The record shows that after Roberts excluded plaintiff from Section 13 on February 20, 1952, the mining operations thereon were conducted exclusively by Roberts and his employees and the machinery and equipment used in these operations were owned and maintained by Roberts. The record further shows that Roberts, as an individual and not on behalf of the partnership, during 1952 and 1953 leased from the Tide Water Associated Oil Company portions of other sections near said Section 13 and conducted gypsum mining operations thereon. The court found that an auditor's report dated August 12, 1952, prepared by an auditor employed by Roberts, shows that a net profit from the operation of all of these gypsum properties to July 31, 1953, amounted to the sum of $88,480.48. The court further found [132 Cal. App. 2d 232] that the report failed to charge defendant for gypsum taken by him for his own use and that the sum of $88,480.48 should be charged to defendant for such gypsum; that the true profit from all operations by defendant was the sum of $168,599.88; that dividing this profit by 212,809.46 tons produced resulted in a net profit of 78 cents per ton; that the total tons mined, sold, taken and removed from Section 13 was 68,601.42 tons; that the net profit attributable to Section 13 was therefore 68,601.42 X 78 cents or $53,509.10. The court then found that all machinery and equipment used in the mining operations, other than that for which rent was paid directly to commercial lessors, was the sole property of the defendant and not the property or asset of the partnership; that defendant is entitled to an allowance for use of such machinery and equipment; that the value of defendant's machinery and equipment used in the mining operations was $200,000; that an additional charge of 5 per cent thereof, or $10,000, should be allowed as a deduction from the net profit attributable to Section 13; that adjusted accordingly, the final net profit attributable to Section 13 is $53,509.10, less a $10,000 depreciation, or a final profit attributable to Section 13 of $43,509.10; that plaintiff's share thereof was $21,754.55.

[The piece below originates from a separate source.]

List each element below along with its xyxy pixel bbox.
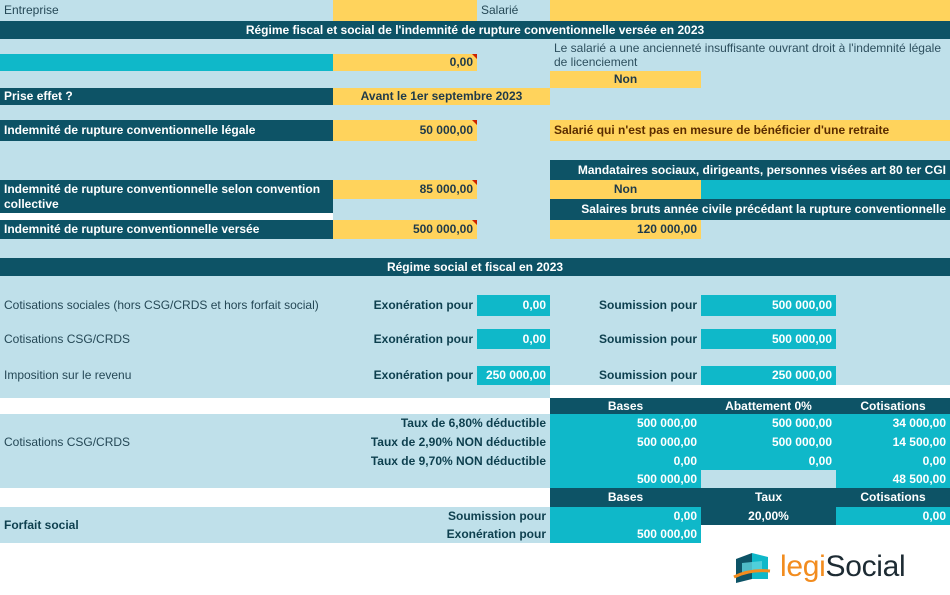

[1] Evidence was introduced showing that the reasonable rental value of the machinery and equipment used in mining gypsum on Section 13 to and including April 24, 1952, was the sum of $58,993.50. While the court found that defendant was entitled to an allowance for the use of his machinery and equipment, it failed to determine the reasonable rental value thereof and the amount to be allowed therefor. This we conclude was error. If Roberts had rented other equipment to conduct the mining operation it seems quite clear he would have been allowed this expense and since he furnished his own equipment, the reasonable rental value thereof should have been ascertained by the court and allowed as an expense to the defendant. Moreover, it does not appear from the record that definite evidence could not be produced with respect to the production and expense in connection with the operations on Section 13, segregated from the other operations, which would more accurately disclose the factual situation with respect to the partnership. The entire accounting issue with respect to Section 13 should be retried.

The judgment dated October 19, 1953, and entered on the verdict of the jury is affirmed and the judgment dated [132 Cal. App. 2d 233] May 19, 1954, in the trial of the accounting issue is reversed. Each party to bear his own costs.

Barnard, P. J., and Griffin, J., concurred.